Melissa Cooper
Melissa Cooper received a PhD in History from Rutgers University. She specializes in African American and African Diaspora history. Cooper's book manuscript is an intellectual and cultural history that examines Sapelo Island, Georgia's black community relative to the construction of the Gullah identity during the 1920s and 1930s. "
Tanji Gilliam
Dr. Gilliam received her doctorate in History of Culture from The University of Chicago. She also received her Masters in Fine Art in Film, Video and New Media from the School of The Art Institute of Chicago. Dr. Gilliam worked as a high school English and film teacher for three years in The District of Columbia Public Schools; she founded the video program at the nation’s premier arts high school Duke Ellington School of the Arts. Following that, Dr. Gilliam has spent the last three academic years as a postdoctoral fellow and College House Fellow at University of Pennsylvania and an adjunct Assistant Professor at Columbia University.
Mio Matsumoto
Came to the United States in 1992. He received an associate degree from Tompkins-Cortlan Community College, Ithaca, New York, in 1994 and a Bachelor's degree in history from the State University of New York at Binghamton, 1996. He received a Master's degree in US history from Binghamton in 1998 with a thesis on the thought of African American communist Harry Haywood. He recieved a fellowship for doctoral study in US history at Columbia University, and completed his dissertation on African American social scientists and the concept of race in 2004. He has been teaching for the IRAAS since 2005. The courses taught inclde Introduction to African American Studies, Black Intellectuals, and African and African American Thought. He is currently writing a book manuscript based on his dissertation, tentatively titled "Poverty of Race: an Intellectual War in Social Science and African American Politics, 1919-1968."
Vivaldi Jean-Marie
Interests: African American philosophy; philosophical perspectives on race and racism; German Idealism; Modern Philosophy. Vivaldi Jean-Marie is the author of Kierkegaard: History and Eternal Happiness (University Press of America, 2008) and Fanon: Collective Ethics an Humanism (Peter Lang, 2007). He is currently working on a book manuscript: Caribbean Cosmologies in the Imagination of Descartes, Kant, and Hegel (forthcoming, Northwestern University Press). Other representative publications include “Blackness in the Haitian Paintings of Ellis Wilson’ in The Western Journal of Black Studies, Vol. 30, No. 4 (Winter 2006); “Cézanne: Painter of the Flesh” in Gnosis Vol. 6 No. 1 (Fall 2002).
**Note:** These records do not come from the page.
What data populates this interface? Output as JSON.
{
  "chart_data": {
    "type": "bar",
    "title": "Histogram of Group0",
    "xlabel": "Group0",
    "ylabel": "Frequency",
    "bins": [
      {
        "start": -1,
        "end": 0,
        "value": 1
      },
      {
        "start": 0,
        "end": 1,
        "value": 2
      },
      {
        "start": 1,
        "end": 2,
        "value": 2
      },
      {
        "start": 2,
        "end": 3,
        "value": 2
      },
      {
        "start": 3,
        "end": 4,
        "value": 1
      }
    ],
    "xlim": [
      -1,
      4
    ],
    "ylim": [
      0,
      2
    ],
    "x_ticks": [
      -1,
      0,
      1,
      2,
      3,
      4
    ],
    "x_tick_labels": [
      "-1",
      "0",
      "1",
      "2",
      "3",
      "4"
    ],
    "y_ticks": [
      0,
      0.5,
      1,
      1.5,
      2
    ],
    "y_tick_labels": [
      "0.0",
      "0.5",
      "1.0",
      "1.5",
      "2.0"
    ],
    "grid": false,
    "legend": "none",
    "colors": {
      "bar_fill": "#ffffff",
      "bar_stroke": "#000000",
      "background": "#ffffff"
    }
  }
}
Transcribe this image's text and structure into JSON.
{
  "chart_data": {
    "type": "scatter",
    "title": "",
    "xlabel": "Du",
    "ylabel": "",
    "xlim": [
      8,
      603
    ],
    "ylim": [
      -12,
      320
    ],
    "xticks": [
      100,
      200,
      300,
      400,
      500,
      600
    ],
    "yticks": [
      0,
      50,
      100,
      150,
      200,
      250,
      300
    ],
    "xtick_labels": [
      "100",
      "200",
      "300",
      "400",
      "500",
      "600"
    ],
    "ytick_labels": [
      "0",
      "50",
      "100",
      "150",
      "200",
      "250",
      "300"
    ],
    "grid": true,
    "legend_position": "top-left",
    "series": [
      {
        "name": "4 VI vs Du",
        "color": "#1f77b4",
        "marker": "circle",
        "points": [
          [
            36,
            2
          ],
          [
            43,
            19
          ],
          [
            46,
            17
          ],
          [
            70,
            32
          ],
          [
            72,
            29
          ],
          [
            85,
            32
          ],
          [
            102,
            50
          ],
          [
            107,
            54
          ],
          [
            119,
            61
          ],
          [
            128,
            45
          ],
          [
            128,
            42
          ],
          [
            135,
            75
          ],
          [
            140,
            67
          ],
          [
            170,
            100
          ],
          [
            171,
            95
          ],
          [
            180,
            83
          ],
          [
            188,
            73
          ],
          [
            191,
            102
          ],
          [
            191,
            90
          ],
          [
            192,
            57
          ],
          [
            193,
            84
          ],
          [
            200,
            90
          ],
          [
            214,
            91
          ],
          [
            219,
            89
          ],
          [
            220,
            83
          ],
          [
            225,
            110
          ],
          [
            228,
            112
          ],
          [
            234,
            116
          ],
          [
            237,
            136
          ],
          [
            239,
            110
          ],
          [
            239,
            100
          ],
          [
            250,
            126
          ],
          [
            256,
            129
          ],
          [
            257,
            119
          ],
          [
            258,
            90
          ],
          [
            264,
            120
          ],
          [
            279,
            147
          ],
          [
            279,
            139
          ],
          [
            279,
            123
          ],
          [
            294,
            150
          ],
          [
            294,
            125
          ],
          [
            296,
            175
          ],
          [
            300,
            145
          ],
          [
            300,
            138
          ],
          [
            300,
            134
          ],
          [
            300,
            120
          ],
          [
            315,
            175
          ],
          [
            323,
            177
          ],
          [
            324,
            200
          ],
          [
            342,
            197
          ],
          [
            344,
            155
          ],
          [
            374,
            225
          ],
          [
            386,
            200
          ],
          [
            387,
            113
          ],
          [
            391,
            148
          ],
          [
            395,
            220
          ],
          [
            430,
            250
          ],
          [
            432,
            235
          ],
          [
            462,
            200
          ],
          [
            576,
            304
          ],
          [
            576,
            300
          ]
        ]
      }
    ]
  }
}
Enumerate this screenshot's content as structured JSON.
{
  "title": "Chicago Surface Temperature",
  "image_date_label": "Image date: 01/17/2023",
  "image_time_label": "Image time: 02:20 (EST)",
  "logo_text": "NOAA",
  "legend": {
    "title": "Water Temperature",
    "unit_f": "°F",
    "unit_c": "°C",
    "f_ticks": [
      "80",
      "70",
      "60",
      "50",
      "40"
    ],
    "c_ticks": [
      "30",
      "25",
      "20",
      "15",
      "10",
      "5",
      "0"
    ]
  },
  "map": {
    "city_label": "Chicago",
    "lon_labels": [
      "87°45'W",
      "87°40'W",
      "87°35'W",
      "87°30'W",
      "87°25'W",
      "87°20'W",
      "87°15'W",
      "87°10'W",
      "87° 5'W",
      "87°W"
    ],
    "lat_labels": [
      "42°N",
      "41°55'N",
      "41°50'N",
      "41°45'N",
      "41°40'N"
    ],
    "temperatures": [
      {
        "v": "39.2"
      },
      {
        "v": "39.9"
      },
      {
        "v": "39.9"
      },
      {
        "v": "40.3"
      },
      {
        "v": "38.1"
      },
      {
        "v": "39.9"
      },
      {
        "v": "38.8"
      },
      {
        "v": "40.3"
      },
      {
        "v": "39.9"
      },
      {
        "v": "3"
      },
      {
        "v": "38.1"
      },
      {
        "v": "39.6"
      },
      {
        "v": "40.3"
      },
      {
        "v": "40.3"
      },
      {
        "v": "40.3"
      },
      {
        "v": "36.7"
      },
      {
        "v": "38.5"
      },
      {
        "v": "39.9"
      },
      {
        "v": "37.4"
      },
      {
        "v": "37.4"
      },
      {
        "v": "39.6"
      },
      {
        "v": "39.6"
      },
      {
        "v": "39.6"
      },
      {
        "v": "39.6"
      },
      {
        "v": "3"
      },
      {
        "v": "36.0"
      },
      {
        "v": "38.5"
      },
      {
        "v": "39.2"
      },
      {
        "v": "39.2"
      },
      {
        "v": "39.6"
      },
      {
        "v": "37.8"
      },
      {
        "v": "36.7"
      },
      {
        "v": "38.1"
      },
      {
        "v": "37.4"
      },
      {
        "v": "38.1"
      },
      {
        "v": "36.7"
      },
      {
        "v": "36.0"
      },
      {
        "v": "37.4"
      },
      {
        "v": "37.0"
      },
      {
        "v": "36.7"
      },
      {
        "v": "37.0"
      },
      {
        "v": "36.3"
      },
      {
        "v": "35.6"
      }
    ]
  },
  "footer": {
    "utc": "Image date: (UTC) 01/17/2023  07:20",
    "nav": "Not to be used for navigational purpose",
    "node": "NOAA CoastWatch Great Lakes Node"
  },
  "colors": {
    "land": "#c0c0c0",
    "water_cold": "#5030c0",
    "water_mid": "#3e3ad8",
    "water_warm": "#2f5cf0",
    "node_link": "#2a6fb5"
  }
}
Vivaldi Jean-Marie earned his Ph.D. in Philosophy at the New School for Social Research in 2005, his M.A. at Brock University in 2001, B.A. Honors at Concordia University in 2000, and Diplôme d’Études Collégiales from Dawson College in 1998.
R. L'Heureux Lewis-McCoy
R. L’Heureux Lewis-McCoy is an Assistant Professor in the Department of Sociology and the Black Studies program at the City College of New York – CUNY. As a scholar, his research concentrates on educational inequality in American public schools. His most recent research concentrates on the experiences of low income and racial minorities’ attempts at accessing school-related resources. As a scholar-activist, he is engaged in projects relating to the reformation of education, Hip-Hop culture activism, and race-conscious policies. He holds a Ph.D. in Public Policy and Sociology from the University of Michigan.